Aly acordou sentindo-se um pouco indisposta. A cabeça doía levemente e havia um desconforto em sua barriga e rapidamente ela ficou com medo de está acontecendo algo com seu bebê, ela faz um leve carinho em sua barriga e decidiu ir trabalhar assim mesmo porque não poderia faltar ao trabalho. Após um banho rápido e um café da manhã leve, ela saiu de sua pequena casa e foi para a empresa onde trabalhava.
Ao chegar lá Aly encontrou Juliana, uma senhora simpática e experiente que trabalhava no mesmo departamento. Juliana já estava na cozinha da empresa, preparando seu café matinal pois ela era sempre a primeira a chegar.
— Bom dia, Juliana — cumprimentou Aly, forçando um sorriso.
— Bom dia, Aly! — respondeu Juliana, com um sorriso caloroso. — Você parece um pouco abatida. Está tudo bem?— Juliana perguntou preocupada e Aly suspirou, pegando uma xícara de chá de Erva doce para si.
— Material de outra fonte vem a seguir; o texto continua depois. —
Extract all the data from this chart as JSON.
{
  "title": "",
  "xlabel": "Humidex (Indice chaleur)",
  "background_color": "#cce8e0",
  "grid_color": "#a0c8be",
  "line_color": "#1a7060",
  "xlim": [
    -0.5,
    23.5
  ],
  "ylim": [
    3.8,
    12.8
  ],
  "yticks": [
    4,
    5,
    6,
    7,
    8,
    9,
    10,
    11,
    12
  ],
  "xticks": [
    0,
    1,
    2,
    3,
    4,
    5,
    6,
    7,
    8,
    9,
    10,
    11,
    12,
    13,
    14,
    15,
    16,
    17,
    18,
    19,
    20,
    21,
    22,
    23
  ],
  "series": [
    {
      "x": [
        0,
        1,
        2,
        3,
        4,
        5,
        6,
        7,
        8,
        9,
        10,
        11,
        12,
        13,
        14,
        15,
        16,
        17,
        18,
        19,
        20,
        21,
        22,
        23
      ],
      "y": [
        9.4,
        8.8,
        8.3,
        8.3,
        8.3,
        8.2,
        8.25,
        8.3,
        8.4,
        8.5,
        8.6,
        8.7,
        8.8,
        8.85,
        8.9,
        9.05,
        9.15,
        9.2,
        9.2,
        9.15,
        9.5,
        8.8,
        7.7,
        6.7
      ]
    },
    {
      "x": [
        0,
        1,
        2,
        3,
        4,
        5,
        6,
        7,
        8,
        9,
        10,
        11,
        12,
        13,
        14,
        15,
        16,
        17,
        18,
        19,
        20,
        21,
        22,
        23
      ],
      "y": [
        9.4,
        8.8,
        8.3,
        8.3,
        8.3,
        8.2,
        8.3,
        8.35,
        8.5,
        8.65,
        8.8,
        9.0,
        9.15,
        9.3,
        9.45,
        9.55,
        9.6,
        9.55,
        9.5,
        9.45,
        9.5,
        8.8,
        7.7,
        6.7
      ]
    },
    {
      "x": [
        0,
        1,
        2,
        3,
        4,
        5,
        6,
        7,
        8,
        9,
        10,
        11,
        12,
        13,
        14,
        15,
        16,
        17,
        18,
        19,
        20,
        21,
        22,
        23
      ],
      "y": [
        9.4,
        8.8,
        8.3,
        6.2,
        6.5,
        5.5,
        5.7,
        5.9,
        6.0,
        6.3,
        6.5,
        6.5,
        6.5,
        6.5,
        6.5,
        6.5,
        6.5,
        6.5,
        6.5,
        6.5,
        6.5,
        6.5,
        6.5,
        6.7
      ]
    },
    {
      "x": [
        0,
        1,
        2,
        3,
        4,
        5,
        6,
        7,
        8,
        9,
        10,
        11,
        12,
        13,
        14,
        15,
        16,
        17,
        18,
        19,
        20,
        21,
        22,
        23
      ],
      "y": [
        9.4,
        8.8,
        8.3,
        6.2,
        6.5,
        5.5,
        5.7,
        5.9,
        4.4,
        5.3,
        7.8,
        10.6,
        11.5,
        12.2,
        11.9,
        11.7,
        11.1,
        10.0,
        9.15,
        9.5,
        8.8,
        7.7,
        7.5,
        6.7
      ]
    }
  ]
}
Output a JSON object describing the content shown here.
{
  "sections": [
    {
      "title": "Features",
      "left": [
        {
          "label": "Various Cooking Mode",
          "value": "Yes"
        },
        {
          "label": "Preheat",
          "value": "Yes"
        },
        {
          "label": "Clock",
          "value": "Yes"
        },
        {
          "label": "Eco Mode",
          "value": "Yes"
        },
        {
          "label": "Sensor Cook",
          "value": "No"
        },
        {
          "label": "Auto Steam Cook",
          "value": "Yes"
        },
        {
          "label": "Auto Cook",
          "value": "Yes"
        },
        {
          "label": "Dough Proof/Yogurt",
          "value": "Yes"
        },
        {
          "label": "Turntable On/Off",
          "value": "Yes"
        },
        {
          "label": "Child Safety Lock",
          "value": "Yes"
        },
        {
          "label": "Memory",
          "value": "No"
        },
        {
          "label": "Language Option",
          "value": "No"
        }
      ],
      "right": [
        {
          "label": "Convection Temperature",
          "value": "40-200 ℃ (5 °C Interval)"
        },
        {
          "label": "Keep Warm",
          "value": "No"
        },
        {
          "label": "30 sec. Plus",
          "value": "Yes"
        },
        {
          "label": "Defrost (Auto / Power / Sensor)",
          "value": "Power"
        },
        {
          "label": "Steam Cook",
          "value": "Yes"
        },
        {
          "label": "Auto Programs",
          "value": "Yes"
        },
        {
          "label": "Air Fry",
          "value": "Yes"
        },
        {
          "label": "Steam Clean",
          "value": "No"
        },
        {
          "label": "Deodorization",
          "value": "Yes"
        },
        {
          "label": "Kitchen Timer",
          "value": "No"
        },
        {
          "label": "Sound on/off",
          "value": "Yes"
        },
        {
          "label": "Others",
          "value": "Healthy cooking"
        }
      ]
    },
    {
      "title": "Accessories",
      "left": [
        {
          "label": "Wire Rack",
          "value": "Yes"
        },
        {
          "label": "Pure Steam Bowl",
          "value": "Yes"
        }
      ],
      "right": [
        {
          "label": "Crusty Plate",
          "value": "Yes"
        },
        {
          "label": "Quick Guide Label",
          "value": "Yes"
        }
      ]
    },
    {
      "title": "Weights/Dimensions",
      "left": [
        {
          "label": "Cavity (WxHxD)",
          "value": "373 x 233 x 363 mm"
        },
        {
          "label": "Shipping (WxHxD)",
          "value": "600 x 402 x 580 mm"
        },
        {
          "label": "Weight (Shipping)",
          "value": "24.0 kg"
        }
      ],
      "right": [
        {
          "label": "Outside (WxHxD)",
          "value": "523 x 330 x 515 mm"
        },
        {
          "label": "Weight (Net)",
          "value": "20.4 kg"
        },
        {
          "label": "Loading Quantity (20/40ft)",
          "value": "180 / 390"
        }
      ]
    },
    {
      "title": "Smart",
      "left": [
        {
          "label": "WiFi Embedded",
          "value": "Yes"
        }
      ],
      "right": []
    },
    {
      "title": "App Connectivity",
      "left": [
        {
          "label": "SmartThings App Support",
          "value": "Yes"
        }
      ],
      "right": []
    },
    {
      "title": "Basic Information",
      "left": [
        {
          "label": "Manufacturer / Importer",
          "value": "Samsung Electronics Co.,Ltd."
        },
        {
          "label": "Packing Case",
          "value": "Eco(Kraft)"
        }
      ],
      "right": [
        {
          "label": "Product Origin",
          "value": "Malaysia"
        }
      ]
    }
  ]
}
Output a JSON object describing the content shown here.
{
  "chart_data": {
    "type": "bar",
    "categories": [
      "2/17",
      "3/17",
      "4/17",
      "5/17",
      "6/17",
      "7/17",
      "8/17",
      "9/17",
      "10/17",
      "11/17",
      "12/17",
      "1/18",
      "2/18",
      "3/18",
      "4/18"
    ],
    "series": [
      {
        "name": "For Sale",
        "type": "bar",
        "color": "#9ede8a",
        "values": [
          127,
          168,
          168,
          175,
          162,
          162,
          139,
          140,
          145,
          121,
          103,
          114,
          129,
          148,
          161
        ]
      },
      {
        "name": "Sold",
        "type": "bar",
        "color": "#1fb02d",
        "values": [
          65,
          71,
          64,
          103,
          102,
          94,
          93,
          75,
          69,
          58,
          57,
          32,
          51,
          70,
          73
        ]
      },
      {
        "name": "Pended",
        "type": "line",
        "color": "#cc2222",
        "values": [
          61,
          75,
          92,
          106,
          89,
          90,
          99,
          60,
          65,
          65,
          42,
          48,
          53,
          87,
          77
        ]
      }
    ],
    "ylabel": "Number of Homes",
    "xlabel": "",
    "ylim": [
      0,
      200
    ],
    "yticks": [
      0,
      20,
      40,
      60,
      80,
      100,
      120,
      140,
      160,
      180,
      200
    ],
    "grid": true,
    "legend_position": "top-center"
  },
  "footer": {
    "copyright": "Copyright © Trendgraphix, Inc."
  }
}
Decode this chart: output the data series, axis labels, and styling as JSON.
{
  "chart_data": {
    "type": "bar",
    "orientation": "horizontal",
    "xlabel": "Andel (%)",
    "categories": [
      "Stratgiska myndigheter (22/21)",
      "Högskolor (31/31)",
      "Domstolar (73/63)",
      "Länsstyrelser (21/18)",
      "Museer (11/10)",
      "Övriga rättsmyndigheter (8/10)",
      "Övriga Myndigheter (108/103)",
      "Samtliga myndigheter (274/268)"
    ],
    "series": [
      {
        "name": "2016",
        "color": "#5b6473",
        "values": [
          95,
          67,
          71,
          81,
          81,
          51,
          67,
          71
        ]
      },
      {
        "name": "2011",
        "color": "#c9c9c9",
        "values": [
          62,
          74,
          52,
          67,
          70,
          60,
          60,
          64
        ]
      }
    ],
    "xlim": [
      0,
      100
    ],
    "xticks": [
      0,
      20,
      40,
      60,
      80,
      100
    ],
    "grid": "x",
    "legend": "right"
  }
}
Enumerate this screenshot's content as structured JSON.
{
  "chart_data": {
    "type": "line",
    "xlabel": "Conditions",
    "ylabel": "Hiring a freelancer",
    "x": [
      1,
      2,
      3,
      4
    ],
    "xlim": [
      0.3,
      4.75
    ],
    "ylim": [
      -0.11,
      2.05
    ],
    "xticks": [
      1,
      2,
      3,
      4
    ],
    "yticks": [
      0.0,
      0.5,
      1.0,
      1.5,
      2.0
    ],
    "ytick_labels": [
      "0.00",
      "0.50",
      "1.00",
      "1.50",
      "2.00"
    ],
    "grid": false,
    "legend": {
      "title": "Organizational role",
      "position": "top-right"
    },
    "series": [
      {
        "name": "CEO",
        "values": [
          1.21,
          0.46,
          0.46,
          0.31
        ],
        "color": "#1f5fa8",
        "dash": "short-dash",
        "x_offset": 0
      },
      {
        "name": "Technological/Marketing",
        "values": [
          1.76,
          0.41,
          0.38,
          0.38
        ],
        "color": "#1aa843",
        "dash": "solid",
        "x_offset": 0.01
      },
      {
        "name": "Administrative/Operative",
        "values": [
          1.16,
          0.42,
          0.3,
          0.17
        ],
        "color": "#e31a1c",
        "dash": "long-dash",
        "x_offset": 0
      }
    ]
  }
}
— Acordei me sentindo um pouco indisposta, mas acho que vou melhorar ao longo do dia, deve ser normal por causa da gravidez
— Você quer ir ao médico?
_ Não precisa dona Juliana, eu estou bem _ ela força mais uma vez um sorriso
— Tudo bem, mais qualquer coisa que você precisar pode contar comigo, que eu te ajudo
— Pode deixar, muito obrigado por isso .
Elas se sentaram em uma pequena mesa próxima à janela, onde o sol da manhã entrava suavemente, aquecendo o ambiente.
— Então, Aly, como vão as coisas com o César? — perguntou Juliana, levantando uma sobrancelha curiosa e sorrindo pelo o estado que Ally ficou , pois a morena corou um pouco, mexendo no chá com a colher.
— Ah, estão bem. Ele é muito atencioso e tem sido um ótimo chefe nada mais que isso.
— Seiii..
— É sério
— Tá bom, vou fingir que acredito.— ela fala sorrindo. _ O senhor césar é um bom homem — comentou Juliana, dando um gole em seu café. — E você merece ser feliz, Aly, quem sabe vocês dois não pode ser a metade que falta para ambos
— de onde você tirou isso Juliana? Eu não vou me relacionar com ninguém tão cedo, e também um homem como o Sr César não vai querer nada comigo, ainda mais estando grávida de outro homem._ Aly termina de falar e se sente triste por lembrar do seu passado
— Não pense assim Aly, você ainda vai ser uma mulher muito feliz e Amanda por alguém que vai te amar de verdade, a você e o seu filho, pode crê
—Tomaraque isso aconteça um dia.— Ela fala um pouco desanimada
Elas continuaram conversando sobre assuntos diversos, desde as últimas notícias do trabalho até planos para o fim de semana. A presença de Juliana e a conversa animada ajudaram Aly a se sentir um pouco melhor, distraindo-a de seu m*l-estar.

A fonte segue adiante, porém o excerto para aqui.